Scientists say they have made a breakthrough on possible treatments for diabetes and pancreatic problems.
Researchers at the University of Exeter Medical School and Imperial College London used new technology to analyse genomes - containing hereditary information - to find the cause of some diseases.
They found that pancreatic agenesis - which results in babies being born without a pancreas, leaving them with a lifetime of diabetes and problems digesting food - is most commonly caused by mutations in a newly identified part of the genome.
The team discovered that the condition is caused by mutations in genomic "dark matter" - the vast stretches of DNA that do not contain genes that accounts for 99 per cent of the human genome.
Dr Mike Weedon, lead researcher and senior lecturer at the University of Exeter Medical School, says: "This breakthrough delves into the 'dark matter' of the genome, which until recently, was very difficult to systematically study.
"Now, advances in DNA sequencing technology mean we have the tools to explore these non-protein coding regions far more thoroughly, and we are finding it has a significant impact on development and disease."
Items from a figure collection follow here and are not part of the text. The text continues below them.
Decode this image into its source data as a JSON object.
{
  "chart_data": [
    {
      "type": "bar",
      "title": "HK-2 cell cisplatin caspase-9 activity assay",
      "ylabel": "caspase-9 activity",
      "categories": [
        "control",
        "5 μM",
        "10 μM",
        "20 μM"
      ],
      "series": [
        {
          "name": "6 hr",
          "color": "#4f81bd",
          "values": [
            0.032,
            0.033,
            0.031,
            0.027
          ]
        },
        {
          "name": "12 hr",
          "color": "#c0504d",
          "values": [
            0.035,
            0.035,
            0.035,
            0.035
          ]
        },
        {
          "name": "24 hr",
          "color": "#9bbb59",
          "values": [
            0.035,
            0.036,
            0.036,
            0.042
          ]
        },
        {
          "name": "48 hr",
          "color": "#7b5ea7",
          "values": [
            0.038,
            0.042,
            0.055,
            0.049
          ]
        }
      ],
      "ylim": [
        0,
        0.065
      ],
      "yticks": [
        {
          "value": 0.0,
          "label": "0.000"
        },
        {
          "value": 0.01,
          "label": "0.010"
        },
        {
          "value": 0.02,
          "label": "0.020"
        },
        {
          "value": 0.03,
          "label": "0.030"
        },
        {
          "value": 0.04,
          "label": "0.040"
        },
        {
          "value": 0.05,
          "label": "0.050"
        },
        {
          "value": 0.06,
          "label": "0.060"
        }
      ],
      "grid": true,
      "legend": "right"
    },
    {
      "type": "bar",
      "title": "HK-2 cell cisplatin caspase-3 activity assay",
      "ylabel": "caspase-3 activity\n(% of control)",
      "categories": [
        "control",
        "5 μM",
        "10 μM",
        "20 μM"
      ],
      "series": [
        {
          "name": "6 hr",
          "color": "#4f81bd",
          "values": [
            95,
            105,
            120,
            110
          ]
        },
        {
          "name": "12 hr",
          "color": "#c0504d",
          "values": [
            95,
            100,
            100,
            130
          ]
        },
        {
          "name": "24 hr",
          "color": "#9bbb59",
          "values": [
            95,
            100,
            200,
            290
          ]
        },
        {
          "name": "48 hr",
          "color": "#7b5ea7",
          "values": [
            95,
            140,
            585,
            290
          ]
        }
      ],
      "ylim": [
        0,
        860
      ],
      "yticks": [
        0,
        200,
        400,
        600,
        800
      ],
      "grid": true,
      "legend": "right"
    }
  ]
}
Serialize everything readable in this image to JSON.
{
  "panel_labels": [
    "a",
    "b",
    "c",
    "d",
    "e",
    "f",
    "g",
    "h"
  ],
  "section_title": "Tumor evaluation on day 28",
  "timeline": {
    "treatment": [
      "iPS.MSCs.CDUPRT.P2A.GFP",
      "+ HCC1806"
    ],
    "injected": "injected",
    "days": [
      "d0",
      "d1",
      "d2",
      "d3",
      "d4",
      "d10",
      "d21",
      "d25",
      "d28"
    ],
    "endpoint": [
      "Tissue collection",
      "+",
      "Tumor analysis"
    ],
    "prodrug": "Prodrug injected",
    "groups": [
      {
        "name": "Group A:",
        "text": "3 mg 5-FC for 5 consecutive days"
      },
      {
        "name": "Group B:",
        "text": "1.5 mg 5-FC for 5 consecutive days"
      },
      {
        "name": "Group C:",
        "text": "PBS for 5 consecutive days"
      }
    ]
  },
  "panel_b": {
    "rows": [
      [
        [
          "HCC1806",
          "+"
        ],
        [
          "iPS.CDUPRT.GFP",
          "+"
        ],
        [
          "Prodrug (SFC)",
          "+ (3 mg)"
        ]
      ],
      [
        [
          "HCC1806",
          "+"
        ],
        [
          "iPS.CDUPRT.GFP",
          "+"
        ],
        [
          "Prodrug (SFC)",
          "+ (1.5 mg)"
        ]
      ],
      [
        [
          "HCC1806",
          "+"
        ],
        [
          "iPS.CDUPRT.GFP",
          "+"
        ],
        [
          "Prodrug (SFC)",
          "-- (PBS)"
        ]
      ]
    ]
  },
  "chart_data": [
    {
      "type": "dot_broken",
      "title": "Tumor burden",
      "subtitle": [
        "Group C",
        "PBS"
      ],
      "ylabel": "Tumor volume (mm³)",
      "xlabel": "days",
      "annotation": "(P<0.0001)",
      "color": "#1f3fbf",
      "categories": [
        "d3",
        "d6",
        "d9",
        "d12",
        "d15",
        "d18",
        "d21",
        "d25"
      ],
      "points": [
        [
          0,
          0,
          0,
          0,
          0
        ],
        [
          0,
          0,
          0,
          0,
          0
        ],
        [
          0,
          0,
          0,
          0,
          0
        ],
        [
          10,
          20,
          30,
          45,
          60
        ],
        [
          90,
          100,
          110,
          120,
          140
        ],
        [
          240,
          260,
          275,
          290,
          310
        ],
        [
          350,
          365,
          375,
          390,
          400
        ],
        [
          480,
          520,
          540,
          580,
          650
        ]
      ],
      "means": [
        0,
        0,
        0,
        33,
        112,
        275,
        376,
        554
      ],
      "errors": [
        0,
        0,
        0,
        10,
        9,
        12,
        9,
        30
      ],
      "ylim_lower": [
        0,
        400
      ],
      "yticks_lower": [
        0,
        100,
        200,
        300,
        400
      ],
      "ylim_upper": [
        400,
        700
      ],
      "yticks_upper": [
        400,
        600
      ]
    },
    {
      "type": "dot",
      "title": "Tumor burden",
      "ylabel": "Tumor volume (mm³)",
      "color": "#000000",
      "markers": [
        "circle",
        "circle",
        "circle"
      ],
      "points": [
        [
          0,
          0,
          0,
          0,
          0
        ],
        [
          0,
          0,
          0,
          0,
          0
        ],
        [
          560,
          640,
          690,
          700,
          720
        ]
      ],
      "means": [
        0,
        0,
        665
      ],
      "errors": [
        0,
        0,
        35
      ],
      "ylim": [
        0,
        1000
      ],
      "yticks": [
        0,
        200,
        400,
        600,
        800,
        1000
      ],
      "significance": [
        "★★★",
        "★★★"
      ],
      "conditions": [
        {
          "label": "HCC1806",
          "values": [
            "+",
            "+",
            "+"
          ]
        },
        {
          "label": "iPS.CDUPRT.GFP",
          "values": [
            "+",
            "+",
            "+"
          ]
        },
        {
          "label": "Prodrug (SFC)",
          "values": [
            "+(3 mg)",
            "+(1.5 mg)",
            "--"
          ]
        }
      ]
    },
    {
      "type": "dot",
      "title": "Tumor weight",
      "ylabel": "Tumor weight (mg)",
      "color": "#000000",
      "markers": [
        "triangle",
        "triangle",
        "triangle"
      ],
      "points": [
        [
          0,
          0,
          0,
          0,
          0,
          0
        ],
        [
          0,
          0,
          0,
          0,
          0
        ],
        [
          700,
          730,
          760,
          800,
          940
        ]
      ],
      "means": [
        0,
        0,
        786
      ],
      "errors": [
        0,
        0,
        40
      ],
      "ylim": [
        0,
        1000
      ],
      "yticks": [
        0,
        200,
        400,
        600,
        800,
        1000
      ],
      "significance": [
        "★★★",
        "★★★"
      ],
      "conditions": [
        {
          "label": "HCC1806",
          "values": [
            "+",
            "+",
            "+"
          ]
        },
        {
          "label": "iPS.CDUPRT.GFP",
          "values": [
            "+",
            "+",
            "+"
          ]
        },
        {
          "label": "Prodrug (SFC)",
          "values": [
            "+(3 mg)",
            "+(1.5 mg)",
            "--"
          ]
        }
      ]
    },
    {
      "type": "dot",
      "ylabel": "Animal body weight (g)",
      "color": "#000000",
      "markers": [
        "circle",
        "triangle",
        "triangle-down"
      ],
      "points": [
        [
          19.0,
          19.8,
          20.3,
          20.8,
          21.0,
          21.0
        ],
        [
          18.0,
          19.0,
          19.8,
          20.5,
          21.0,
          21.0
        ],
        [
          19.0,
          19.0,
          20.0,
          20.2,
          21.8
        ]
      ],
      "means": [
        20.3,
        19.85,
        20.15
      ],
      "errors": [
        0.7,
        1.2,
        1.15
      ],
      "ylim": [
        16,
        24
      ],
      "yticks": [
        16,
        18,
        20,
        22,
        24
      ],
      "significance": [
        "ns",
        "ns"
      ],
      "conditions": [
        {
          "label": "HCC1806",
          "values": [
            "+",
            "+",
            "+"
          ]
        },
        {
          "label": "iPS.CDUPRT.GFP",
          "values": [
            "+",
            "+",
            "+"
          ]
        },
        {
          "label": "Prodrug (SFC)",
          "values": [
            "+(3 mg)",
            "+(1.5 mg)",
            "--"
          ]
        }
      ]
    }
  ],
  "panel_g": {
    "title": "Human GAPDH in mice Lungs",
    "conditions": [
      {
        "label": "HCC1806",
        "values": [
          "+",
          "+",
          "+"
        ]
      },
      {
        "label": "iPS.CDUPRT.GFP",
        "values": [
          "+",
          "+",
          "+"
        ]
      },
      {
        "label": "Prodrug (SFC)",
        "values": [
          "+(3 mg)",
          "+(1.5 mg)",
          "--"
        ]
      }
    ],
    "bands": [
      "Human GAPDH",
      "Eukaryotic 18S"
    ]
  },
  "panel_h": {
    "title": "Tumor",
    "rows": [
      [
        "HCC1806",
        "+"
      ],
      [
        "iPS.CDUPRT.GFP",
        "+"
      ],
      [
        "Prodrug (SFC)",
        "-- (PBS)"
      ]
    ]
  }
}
The pancreas plays an essential role in regulating levels of sugar in the blood by releasing insulin, which is generated and released by cells known as pancreatic beta cells.
Pancreatic agenesis means babies have diabetes from birth and problems with digesting food which prevents weight gain. The disease is rare, but its study also helps scientists gain a better understanding of how the pancreas works, which helps shed light on research into diabetes.
Professor Andrew Hattersley, a Wellcome Trust senior investigator who led the Exeter team, says: "This finding gives a deeper understanding to families affected by this disorder, and it also tells us more about how the pancreas develops.
"In the longer term, this insight could have implications for regenerative stem cell treatments for Type 1 diabetes."